In DLA Piper’s case of the week, the Employment Appeal Tribunal (EAT) considered the case of an employee who was dismissed after testing positive for cannabis.
Kuehne & Nagel Limited v Cosgrove EAT/0165/13
Ms Cosgrove was employed as a warehouse operative with 15 years’ unblemished service. In 2011, she was asked to submit to a drug test following an anonymous tip-off. She agreed to take the test, and signed a document confirming her awareness of the consequences if she tested positive for illegal substances.
The test was positive for cannabis and Ms Cosgrove was suspended. The sample was independently verified as positive by a laboratory. The company’s substance abuse policy stated that a positive test for illegal substances would be classified as gross misconduct. Ms Cosgrove was invited to a disciplinary hearing and dismissed. However, the company’s disciplinary policy simply provided that intoxication, or reasonable suspicion of intoxication, in the workplace could amount to gross misconduct. It had not been established that Ms Cosgrove had ever been under the influence at work – she had only admitted consumption of cannabis the previous weekend.
Employment tribunal decision
Ms Cosgrove successfully claimed unfair dismissal. Seeing as she had been summarily dismissed on the basis of a test sample that was not capable of showing that she was actually intoxicated at work, the employment tribunal held that there had been an inadequate investigation into the circumstances of the alleged gross misconduct. The employment tribunal distinguished between testing positive due to residual traces of substances present in an employee’s system and actually being intoxicated at work, and drew an analogy between using cannabis and having a “pint or two of ale on a Saturday evening”. Ms Cosgrove was awarded £7,865 in compensation.
The company appealed the decision on the grounds that the employment tribunal had: effectively substituted its own view for those of the employer; failed to take account of key considerations such as operational safety and the employer’s zero-tolerance approach to drugs; and failed to make a finding of contributory fault on the part of Ms Cosgrove.
XpertHR guidance on drug testing
Drug testing: unfair dismissal of worker who tested positive for cannabis use A full report of the employment tribunal decision in Cosgrove v Kuehne and Nagel Ltd ET/1200413/2012 that the employee was unfairly dismissed, now overturned by the EAT.
How to carry out drug and alcohol testing of employees Practical guidance on implementing drug and alcohol testing of employees.
Alcohol and drug testing policy Use this model policy to set out your organisation’s rules on alcohol and drug testing.
Upholding the appeal, the Employment Appeal Tribunal (EAT) found that the employment tribunal had failed to apply the correct legal test to a claim of unfair dismissal.
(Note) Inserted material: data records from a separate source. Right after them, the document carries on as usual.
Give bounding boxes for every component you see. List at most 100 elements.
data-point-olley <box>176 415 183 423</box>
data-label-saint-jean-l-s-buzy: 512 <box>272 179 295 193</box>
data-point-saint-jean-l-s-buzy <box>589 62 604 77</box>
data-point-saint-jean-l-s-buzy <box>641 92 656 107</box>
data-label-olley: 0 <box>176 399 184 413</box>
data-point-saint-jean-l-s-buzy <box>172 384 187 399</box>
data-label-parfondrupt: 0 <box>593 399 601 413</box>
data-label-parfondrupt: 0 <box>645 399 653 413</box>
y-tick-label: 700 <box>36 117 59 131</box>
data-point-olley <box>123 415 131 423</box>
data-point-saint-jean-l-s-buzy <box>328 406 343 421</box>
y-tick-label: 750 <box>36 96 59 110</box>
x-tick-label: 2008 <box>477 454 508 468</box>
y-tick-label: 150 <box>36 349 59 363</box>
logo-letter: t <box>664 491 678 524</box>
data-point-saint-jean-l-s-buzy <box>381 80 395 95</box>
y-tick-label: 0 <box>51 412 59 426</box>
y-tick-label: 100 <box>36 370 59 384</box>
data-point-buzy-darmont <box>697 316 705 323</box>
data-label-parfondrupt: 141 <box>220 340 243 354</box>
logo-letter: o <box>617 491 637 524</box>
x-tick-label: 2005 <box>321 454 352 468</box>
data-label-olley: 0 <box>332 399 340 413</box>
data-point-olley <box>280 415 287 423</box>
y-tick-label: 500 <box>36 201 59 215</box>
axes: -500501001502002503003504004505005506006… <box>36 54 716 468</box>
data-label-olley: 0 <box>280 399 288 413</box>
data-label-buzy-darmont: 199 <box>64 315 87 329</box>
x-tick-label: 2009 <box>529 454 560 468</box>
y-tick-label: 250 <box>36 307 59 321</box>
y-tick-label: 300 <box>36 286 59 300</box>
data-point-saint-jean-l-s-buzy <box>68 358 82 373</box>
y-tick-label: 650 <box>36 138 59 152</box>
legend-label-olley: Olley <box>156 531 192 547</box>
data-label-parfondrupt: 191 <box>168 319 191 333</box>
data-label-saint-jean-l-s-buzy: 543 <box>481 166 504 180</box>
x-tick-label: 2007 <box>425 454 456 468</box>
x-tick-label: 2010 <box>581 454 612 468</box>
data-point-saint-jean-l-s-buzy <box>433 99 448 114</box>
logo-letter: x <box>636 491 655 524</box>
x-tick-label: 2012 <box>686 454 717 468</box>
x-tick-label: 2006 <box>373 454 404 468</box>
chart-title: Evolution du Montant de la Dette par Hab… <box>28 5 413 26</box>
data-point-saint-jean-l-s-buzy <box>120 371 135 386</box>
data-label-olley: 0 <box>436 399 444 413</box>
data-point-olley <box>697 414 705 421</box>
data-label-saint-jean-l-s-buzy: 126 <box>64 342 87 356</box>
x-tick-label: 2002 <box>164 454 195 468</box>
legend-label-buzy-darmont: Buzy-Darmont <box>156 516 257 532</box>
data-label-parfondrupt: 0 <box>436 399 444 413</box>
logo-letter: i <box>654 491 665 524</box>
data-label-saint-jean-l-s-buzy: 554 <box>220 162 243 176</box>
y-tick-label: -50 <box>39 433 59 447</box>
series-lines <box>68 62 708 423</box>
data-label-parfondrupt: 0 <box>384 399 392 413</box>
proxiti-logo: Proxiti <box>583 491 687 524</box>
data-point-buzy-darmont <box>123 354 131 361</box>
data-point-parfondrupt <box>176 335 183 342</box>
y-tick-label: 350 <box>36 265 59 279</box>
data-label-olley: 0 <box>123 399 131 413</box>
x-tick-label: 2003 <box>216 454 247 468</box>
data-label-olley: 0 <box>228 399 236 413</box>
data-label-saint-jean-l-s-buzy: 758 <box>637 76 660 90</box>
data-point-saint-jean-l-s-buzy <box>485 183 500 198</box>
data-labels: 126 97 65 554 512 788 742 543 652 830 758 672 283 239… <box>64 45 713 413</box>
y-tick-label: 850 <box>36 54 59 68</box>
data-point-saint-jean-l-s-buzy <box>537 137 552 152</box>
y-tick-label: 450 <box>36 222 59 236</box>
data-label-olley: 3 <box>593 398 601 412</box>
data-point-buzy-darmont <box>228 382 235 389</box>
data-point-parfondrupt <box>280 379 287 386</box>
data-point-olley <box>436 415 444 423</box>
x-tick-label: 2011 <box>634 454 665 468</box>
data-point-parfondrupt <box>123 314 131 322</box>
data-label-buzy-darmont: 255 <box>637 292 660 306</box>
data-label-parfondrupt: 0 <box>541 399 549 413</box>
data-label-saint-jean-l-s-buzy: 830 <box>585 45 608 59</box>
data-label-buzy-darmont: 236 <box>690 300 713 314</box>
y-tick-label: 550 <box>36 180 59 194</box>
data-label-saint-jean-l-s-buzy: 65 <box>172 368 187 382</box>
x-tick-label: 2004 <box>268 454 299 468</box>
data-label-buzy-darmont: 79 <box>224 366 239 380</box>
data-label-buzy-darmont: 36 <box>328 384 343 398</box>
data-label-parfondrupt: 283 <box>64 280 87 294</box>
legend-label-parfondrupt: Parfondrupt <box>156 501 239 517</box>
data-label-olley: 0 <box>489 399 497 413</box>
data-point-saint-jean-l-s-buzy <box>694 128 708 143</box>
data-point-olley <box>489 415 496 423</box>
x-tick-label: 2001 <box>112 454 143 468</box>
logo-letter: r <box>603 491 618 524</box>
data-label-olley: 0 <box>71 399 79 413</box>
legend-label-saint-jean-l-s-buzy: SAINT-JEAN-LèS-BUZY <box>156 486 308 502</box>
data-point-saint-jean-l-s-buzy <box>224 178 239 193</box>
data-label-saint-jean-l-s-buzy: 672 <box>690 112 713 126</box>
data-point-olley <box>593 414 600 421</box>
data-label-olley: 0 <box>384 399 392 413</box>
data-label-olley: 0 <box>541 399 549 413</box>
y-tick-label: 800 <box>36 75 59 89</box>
In particular, the EAT applied the established legal principles of a fair dismissal and held that the test of an employer’s reasonable belief does not require the belief to be reasonable – it only requires that the employer demonstrate that it had that the belief in mind when it made the decision to dismiss. The EAT also held that the test of fairness requires only that the employer demonstrate that it had reasonable grounds for that belief.
In the view of the EAT, both these tests were satisfied. The EAT afforded considerable weight to the facts that the company operated a zero-tolerance policy to drugs and operated in a safety-critical environment with heavy machinery. The company’s substance misuse policy was clear that a positive test could amount to gross misconduct. The EAT held that intoxication through cannabis use cannot be tested in the same way as intoxication through alcohol use and, since the tests were not capable of showing whether or not an individual was under the influence of cannabis at a particular time, there were no further investigations that the company could reasonably have been expected to undertake.
This decision is positive news for organisations that operate zero-tolerance policies in relation to substance misuse. The EAT was consistent in its application of recognised principles of unfair dismissal law in that it was reasonable for Ms Cosgrove’s employer to apply its substance misuse policy and dismiss for gross misconduct, and the EAT confirmed that employers operating in safety-critical environments should be afforded considerable latitude in their implementation of policy.
The main lesson to be learned from this case for employers is the importance of clarity in substance misuse policies, and their supporting policies, including specifying the basis of selection for testing (ie random or on reasonable suspicion) and transparency in the testing process.